As I questioned my femininity in the desperation of wanting to be a woman, I entertained trials with bugs and tadpoles, which rumor had made us believe could bring all the physical features of a woman to full bloom. After the disappointment of these not working, and hurting a few would-be-frogs in anger along the way, I thought of turning to my grandmother, a woman who made traditional science work for everyone. I had never gathered enough nerve to convince her, and instead resorted to stuffing my chest for some time. And although my mother was at my disposal, tradition prohibited me to discuss such matters with her as this was the purview of the aunts, my father’s sisters.
The less my frustrations found a way of abating, the more the voices of my parents at romanticizing my future became louder in my head. Soon I became preoccupied with the fantasy of my life as a lawyer or a medical doctor, dreams that were quite distant from the minds of my friends, who were now busy nursing growing families and their husband’s appetites. While they became busied with ‘noble’ family responsibilities, I was discovering Ngugi wa Thiong’o and Chinua Achebe, who were inspiring me into writing as a possible career alongside my parents’ competing career advice. After all, it was intriguing how my family’s drama resonated with Things Fall Apart! And slowly, I began to see role models emerge in my life, like my cousin who had just graduated from the university to become the first female police officer I knew.

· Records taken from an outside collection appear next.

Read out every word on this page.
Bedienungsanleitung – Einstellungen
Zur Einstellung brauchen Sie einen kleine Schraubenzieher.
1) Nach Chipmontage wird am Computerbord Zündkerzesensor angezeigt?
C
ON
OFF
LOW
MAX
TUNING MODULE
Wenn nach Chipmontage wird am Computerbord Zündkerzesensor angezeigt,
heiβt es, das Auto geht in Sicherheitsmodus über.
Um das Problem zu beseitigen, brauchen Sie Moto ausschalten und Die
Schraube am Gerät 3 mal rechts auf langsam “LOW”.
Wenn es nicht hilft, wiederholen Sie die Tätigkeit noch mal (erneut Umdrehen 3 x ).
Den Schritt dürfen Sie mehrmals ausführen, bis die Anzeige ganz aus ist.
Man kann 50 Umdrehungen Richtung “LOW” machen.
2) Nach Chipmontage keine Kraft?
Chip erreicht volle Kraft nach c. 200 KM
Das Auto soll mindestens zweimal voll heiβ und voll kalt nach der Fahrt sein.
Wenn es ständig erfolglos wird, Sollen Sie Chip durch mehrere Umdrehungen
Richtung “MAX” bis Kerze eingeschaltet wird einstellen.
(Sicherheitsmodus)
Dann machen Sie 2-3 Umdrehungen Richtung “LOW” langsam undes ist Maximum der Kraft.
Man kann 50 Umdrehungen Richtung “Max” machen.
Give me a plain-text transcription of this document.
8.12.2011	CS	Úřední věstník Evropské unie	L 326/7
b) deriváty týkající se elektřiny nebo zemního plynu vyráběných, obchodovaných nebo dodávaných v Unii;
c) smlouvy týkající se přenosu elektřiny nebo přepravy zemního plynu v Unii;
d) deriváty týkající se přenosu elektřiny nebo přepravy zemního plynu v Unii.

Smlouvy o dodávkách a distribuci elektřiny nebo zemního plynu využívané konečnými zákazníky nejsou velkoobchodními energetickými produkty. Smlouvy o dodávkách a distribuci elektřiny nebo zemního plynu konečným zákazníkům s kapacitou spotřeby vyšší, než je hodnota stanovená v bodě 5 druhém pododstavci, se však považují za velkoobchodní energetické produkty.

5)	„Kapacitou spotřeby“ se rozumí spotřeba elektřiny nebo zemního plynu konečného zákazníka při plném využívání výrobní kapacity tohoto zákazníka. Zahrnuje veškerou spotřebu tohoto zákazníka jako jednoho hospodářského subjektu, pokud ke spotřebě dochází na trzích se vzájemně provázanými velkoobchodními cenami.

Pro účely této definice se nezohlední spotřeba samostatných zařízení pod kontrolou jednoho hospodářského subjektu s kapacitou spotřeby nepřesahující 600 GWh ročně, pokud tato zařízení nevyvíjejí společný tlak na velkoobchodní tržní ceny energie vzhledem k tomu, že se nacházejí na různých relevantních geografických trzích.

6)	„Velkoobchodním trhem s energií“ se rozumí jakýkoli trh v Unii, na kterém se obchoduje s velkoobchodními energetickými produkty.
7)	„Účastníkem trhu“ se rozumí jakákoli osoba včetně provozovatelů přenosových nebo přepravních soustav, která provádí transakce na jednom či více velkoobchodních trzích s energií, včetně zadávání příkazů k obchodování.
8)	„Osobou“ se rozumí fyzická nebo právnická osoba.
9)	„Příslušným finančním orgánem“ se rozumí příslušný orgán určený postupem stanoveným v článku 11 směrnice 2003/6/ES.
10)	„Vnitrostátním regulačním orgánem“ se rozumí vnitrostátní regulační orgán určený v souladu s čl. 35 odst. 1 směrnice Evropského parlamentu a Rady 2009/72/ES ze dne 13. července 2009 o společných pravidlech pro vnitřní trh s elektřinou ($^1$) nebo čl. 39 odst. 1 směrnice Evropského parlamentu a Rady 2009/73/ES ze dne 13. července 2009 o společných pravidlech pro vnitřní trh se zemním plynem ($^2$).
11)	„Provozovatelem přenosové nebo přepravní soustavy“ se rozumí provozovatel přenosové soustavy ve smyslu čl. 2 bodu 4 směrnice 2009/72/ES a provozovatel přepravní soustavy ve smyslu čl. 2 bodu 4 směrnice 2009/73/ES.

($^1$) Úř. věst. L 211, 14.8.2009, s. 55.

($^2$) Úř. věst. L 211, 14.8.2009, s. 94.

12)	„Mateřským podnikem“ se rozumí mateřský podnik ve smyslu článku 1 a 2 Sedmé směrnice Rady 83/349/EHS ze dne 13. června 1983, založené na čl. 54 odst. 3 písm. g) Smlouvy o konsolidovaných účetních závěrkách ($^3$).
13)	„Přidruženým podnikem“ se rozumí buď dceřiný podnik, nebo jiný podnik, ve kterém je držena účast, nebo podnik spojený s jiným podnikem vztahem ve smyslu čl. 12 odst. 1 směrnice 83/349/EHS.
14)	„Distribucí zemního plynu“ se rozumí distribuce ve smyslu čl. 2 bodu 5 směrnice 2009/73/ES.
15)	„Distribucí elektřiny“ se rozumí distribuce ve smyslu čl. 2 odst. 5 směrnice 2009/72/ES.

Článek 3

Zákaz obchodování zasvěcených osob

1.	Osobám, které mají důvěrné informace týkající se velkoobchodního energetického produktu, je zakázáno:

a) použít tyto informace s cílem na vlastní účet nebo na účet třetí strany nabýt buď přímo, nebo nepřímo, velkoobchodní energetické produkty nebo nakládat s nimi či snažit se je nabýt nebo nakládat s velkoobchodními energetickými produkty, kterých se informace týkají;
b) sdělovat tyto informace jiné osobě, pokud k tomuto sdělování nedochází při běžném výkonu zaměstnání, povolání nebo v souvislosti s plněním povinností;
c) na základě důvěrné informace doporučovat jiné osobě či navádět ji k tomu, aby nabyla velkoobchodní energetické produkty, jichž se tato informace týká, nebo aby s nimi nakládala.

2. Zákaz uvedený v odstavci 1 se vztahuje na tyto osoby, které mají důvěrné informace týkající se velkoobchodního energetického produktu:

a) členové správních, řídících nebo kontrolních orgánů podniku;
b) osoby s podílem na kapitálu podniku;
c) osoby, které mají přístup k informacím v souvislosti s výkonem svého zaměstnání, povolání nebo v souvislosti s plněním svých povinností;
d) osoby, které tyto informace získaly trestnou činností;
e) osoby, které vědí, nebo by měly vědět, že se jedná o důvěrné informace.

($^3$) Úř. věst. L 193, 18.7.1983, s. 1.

By the time I came face-to-face with womanhood in the biology lab, I was geared towards my education and career in more ways than one. I felt lucky that my body had betrayed me as long as it did, unlike many of the girlfriends I had grown up with. I feel gratified that it was instead a male teacher that was instrumental in my early journey into womanhood, and not my aunt who would have probably prescribed marriage as the necessary end to my crossing this rite of passage. My bad luck somehow turned into a life’s possession that would land me into the corridors of the University of Malawi, a Master’s Degree in Europe, and a certain path to success.
Although life did not deliver Rambo, Rambo revealed himself in many other ways, many better ways. As a matter of fact, Rambo had inspired me more significantly than development assistance to my country would ever have.
Many of the girls my age, whose bodies had the opportunity to conform to tradition, have not lived to tell such a story.